40 YEARS OF INDEPENDENCE : Advertising, business side play crucial role in paper’s success
It’s 4:30 p.m. on a Wednesday, just another enterprising day for Pete Waack. The Daily Orange’s general manager clicks away on his mouse while casting his bangs to the side.
In his almost 10-year tenure as the head of its business side, Waack — as well as his staff — is to thank for The D.O.’s fiscal survival in the ongoing national newspaper funeral.
‘If the ad reps or I came in with an idea for more revenue, he was always open to it, always looking to monetize The D.O., because you have to,’ said Lindsey Ott, an advertising manager at The D.O. from 2003 to 2006.
‘Because it is a business.’
Waack swivels away from his desk after another day of leading his five student advertising representatives. This is his latest team; during the past decade he has worked with an estimated 500 Syracuse University students.
The moment he speaks, the business mindset he uses while leading The D.O. through challenging times becomes clear. For Waack and his current and past staffs, it is all about striving for unconventional newspaper-advertising creativity while staying true to the print publication’s roots.
The maintained strength of The D.O.’s print presence in the last 10 years, Waack swears, is the reason why the paper’s readership base remains unchanged. In a time when newspaper circulation is faltering, a college campus provides somewhat of a safe haven for the print product.
And today, Waack celebrates the most basic of business grassroots for a traditional newspaper — the debut of a brand new newspaper stand, about a block down the street from 744 Ostrom Ave.
The stand is his newest — even if it might be basic — initiative to maintain a traditional newspaper presence on campus. Waack has monetarily steered the newspaper with a specific approach: injecting his ad reps’ creativity into local sales pitches.
In an age when the paper’s advertising needs are forced to compete with the Internet, The D.O. has to go local. And that’s where Waack has gone.
Yet it’s a creative local. After all, as Waack and Ott both say, this is a college campus, with college-tailored businesses serving college kids. And his greatest tool of all is the ‘college-try’ effort of The D.O.’s student-workers.
‘The local pizza shop owner in Syracuse is the most unwired person on the planet,’ Waack said. ‘He wants something physical.’
A physical product is what D.O. advertising was giving to students and advertisers 10 years ago, and it hasn’t stopped since. Waack once shared his office with four other ad managers. That number dropped to two when Ott became Waack’s ‘right hand woman’ from 2003 to 2006. Since then, Waack has been solo. The national newspaper depression hit.
When Waack began at The D.O. in October 2001, college newspapers were raking in money, riding on the coattails of the Internet boom. Credit card companies, wireless phone companies and car manufacturers were all huge advertisers. But since then, national advertising has fallen about 20 percent per year, Waack said.

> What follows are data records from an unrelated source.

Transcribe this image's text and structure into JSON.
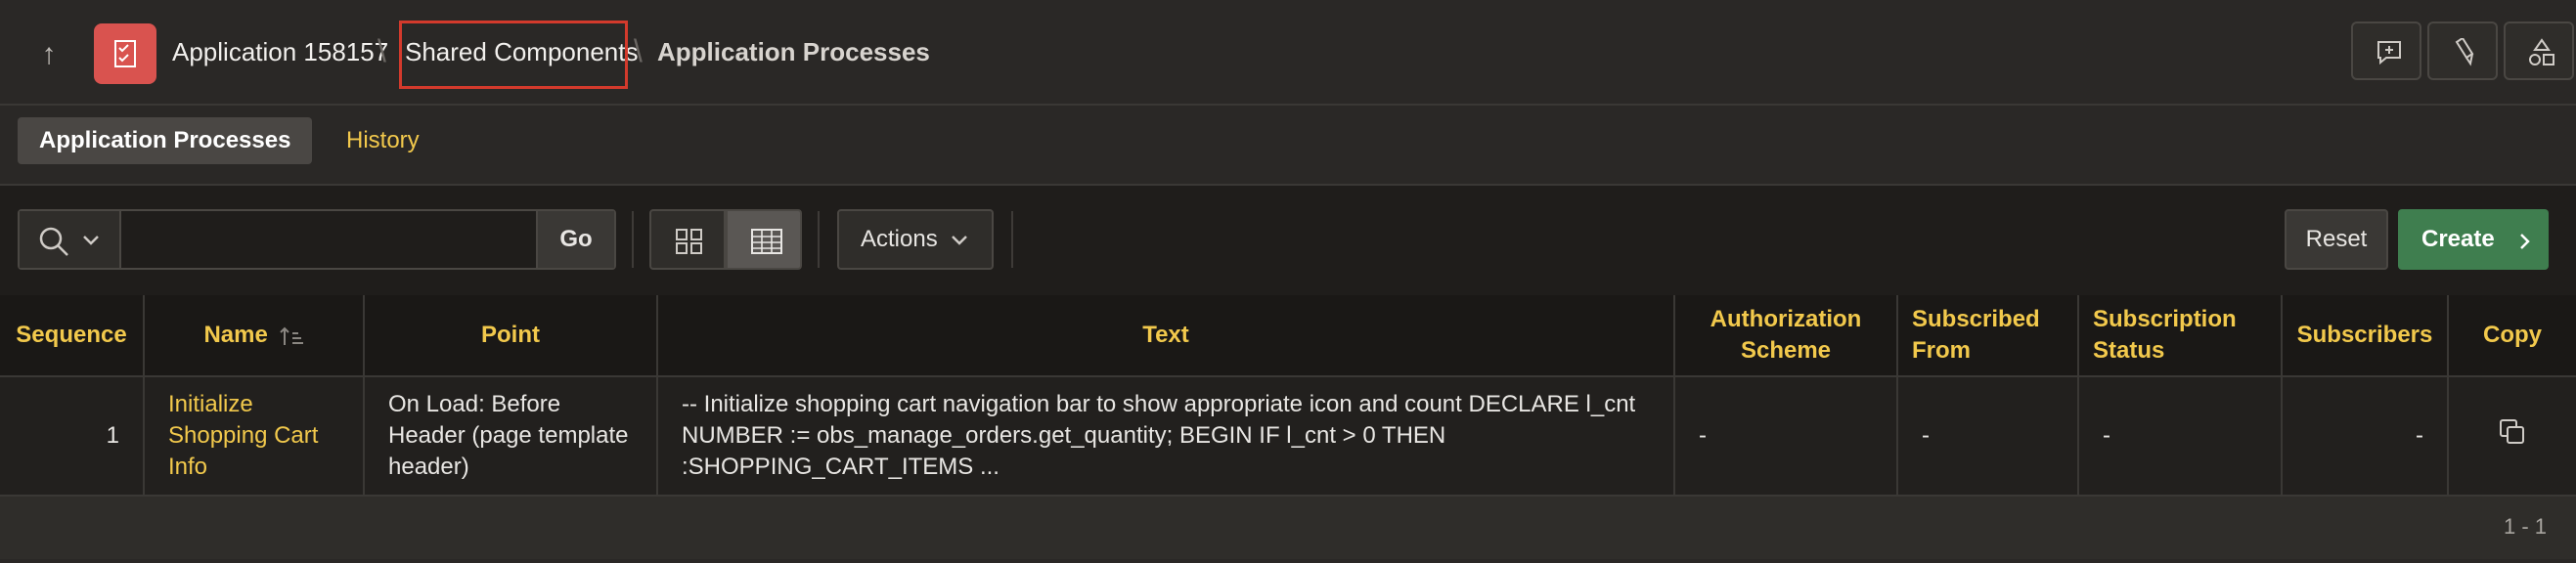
{
  "breadcrumb": {
    "app": "Application 158157",
    "shared": "Shared Components",
    "current": "Application Processes"
  },
  "tabs": [
    {
      "label": "Application Processes"
    },
    {
      "label": "History"
    }
  ],
  "toolbar": {
    "go_label": "Go",
    "actions_label": "Actions",
    "reset_label": "Reset",
    "create_label": "Create",
    "search_value": ""
  },
  "table": {
    "columns": [
      "Sequence",
      "Name",
      "Point",
      "Text",
      "Authorization Scheme",
      "Subscribed From",
      "Subscription Status",
      "Subscribers",
      "Copy"
    ],
    "rows": [
      {
        "sequence": "1",
        "name": "Initialize Shopping Cart Info",
        "point": "On Load: Before Header (page template header)",
        "text": "-- Initialize shopping cart navigation bar to show appropriate icon and count DECLARE l_cnt NUMBER := obs_manage_orders.get_quantity; BEGIN IF l_cnt > 0 THEN :SHOPPING_CART_ITEMS ...",
        "auth": "-",
        "subscribed_from": "-",
        "subscription_status": "-",
        "subscribers": "-"
      }
    ]
  },
  "pagination": "1 - 1",
  "colors": {
    "accent": "#f2c94c",
    "create": "#3f7e4f",
    "app_icon": "#d9534f",
    "highlight": "#d33a2c"
  }
}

So Waack began to engrain in his ad reps the mentality that controlling local sales is the best way to gain income.
‘A boutique in Armory Square or a bar on Marshall Street may not think they need to advertise to SU students,’ said former D.O. ad rep Alissa Sheeley. ‘But if you show them the hard stats of who reads The D.O. and how effective advertising in that space can be, it’s hard for them to resist.’
Some have resisted, some haven’t. From 2005 to 2010, Waack said The D.O. lost 6 percent of its income per year. In that time, The D.O. overhauled the brand through symbiosis with the editorial side. Ott and Waack developed a series called ‘Connect.’ They branched out into Armory Square, Westcott Street, Hanover Square and Little Italy to brand the areas with the niche that is Syracuse students. And they took the chance to trek to areas that weren’t an SU-student niche. Case in point: Sheeley walked away from Erie Boulevard with a Chinese buffet as her best advertiser, taking out full-page color ads.
Special sections and pages were also spawned, with the likes of Soundgarden advertising the entirety of the music review page. Then creative designs took over, and slowly but surely The D.O. monetarily surfed through the tough times. It worked enough for the newspaper to profit in 2010.
Waack realizes The D.O. will eventually have to evolve to much more online advertising. Online advertisements currently make up 4 percent of The D.O.’s revenue.
But because of the rooted creativity parented in the past 10 years, Waack maintains The D.O. will be ready. The message Waack has sent to advertisers that The D.O. is the way to reach SU students remains strong.
‘The Daily Orange is going to be in a good position when there is a shift in advertising dollars and readership,’ Waack said. ‘When it goes online, its tough to see anyone nudging us out as the news source for SU.’